Ci si ritrova in piazza, come d’abitudine nelle città italiane, e intanto si impara a pensare in inglese. Ci si prende una pausa nei chiostri del monastero medievale e intanto si comincia a progettare il mondo di domani. Dislocato tra Piacenza e Cremona, il campus padano dell’Università Cattolica è una realtà vivacissima e per molti aspetti imprevedibile. Da quasi trent’anni, infatti, alla tradizionale presenza della Facoltà di Scienze Agrarie si è aggiunta quella di Economia e Giurisprudenza. «Dal punto di vista amministrativo – spiega la preside Annamaria Fellegara – la fusione tra i due indirizzi è avvenuta nel 2012, ma la prospettiva interdisciplinare caratterizza da sempre questo progetto, che porta l’impronta di chi lo ha voluto«. A insistere sulla necessità di sviluppare e consolidare le funzioni manageriali sul territorio fu anzitutto l’economista Giacomo Vaciago, morto nel 2017 all’età di 74 anni. Piacentino come l’altro artefice dell’impresa, il collega Giancarlo Mazzocchi, Vaciago fece in modo che nella nuova sede si radunassero giovani docenti che, partendo da una conoscenza approfondita della realtà locale, sapessero gestire il passaggio a una visione globale. «L’agroalimentare rimane il settore portante – ammette Fellegara –, ma non bisogna dimenticare che ci troviamo in un’area che ha punte di eccellenza nella meccatronica e nel digitale. Fin dal principio abbiamo cercato di assecondare e favorire questa complessità di intrapresa, facendo tesoro della specificità italiana e aprendosi agli scenari internazionali».

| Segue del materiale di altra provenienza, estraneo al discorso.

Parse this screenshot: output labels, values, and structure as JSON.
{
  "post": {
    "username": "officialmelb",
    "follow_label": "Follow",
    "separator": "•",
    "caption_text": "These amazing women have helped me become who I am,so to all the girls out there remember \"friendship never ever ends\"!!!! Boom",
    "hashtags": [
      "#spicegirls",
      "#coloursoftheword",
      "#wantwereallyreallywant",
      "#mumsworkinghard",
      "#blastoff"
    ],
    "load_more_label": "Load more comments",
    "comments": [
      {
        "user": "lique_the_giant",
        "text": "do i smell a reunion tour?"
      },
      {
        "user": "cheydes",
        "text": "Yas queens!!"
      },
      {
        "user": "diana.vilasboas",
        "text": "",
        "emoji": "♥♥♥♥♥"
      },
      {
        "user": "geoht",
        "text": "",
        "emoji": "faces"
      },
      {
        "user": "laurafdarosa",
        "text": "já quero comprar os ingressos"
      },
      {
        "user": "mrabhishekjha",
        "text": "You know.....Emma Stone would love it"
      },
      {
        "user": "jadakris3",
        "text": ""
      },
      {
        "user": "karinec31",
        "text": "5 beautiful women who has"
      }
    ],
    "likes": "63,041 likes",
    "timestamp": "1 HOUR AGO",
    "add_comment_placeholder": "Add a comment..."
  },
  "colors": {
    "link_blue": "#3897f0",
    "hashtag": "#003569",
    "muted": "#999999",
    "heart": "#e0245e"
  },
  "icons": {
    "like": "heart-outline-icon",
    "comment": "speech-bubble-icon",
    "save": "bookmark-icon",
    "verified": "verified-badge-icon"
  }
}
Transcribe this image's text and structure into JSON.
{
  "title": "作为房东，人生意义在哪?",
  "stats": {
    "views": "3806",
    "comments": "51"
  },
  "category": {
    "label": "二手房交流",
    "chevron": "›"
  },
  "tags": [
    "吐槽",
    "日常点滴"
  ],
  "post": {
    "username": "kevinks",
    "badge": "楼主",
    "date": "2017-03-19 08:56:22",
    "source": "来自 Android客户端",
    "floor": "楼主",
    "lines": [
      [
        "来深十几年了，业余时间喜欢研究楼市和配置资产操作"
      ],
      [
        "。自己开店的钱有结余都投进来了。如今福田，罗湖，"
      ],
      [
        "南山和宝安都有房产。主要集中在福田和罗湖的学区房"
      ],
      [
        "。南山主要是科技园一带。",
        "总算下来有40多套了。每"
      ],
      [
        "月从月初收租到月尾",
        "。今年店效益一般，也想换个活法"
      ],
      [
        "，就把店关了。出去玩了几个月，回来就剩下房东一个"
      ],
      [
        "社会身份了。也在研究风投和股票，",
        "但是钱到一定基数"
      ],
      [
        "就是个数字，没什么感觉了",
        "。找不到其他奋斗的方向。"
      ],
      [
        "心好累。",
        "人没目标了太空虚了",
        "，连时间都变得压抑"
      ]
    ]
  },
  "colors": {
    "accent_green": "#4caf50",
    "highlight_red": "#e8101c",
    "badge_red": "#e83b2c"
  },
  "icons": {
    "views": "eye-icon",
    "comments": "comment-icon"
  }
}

«Sì, siamo stati e continuiamo a essere una sorta di progetto pilota – ribadisce Laura Zoni, che a Piacenza insegna Programmazione e Controllo nel curriculum in lingua inglese –. Prima ancora di mettere a punto l’alleanza con altre università all’estero, abbiamo preso a modello lo standard ampiamente adottato da molti atenei stranieri, sia per quanto riguarda la flessibilità dei percorsi formativi, sia per l’organizzazione della didattica. Detto altrimenti, da noi i docenti sono stati sempre fisicamente presenti, in modo da garantire un rapporto più stretto con gli studenti. In questo credo che abbia giocato un ruolo rilevante l’attenzione alla persona che è tipica dell’impostazione della Cattolica». La scelta si è dimostrata lungimirante. Oggi la Facoltà di Economia e Giurisprudenza fa parte dell’Ipbs, il consorzio che riunisce tredici fra le più prestigiose business school europee e americane. «E siamo l’unica realtà italiana che ha avviato le pratiche per l’accreditamento Aacsb, il più autorevole e rigoroso nell’ambito dell’istruzione economica», puntualizza Zoni.
Se a Piacenza il centro non solo simbolico della sede è costituito dalla “piazzetta” (l’ampia zona per lo studio circondata da una balconata e arricchita da molte opere d’arte), dallo scorso autunno a Cremona la Cattolica si è trasferita negli spazi dell’ex monastero di Santa Monica, completamente rinnovato grazie al sostegno della Fondazione Arvedi Bruschini. «La nostra è una posizione privilegiata – osserva Daniele Cerrato, professore di Economia aziendale e coordinatore delle attività nella sede cremonese –. Godiamo dei vantaggi di un ateneo di prossimità e nello stesso tempo possiamo fare affidamento sulle risorse e sulla reputazione di un’università come la Cattolica. Anche per questo, negli ultimi anni, i nostri corsi sono sempre più ricercati, con una particolarità che merita di essere sottolineata: gli iscritti alla laurea magistrale sono più numerosi di quelli che frequentano la triennale, contrariamente a quanto succede di solito».
Nel suo insieme la Facoltà offre una preparazione di alto livello e spesso decisamente impegnativa, come nel caso della doppia laurea in Diritto&Economia di cui è referente il canonista Antonio Giuseppe Maria Chizzoniti: «Nei primi cinque anni si completano gli studi di Giurisprudenza, all’interno dei quali si sostiene un significativo numero di esami in ambito economico – riassume –. Dopo di che, si può frequentare il secondo anno del corso in Gestione d’azienda, conseguendo così una seconda laurea magistrale». Un programma molto intenso, appunto, che però sta dando risultati più che soddisfacenti: «Abbiamo praticamente azzerato la quota di fuori corso – aggiunge Chizzoniti – e ormai ci rivolgiamo a un bacino molto vasto, che comprende più della metà delle province italiane. In Italia esistono altre scuole di giuristi d’impresa, ma la nostra è l’unica che forma giuristi per l’impresa. È una professionalità inedita, più sofisticata e complessa, più adatta alle trasformazioni in atto».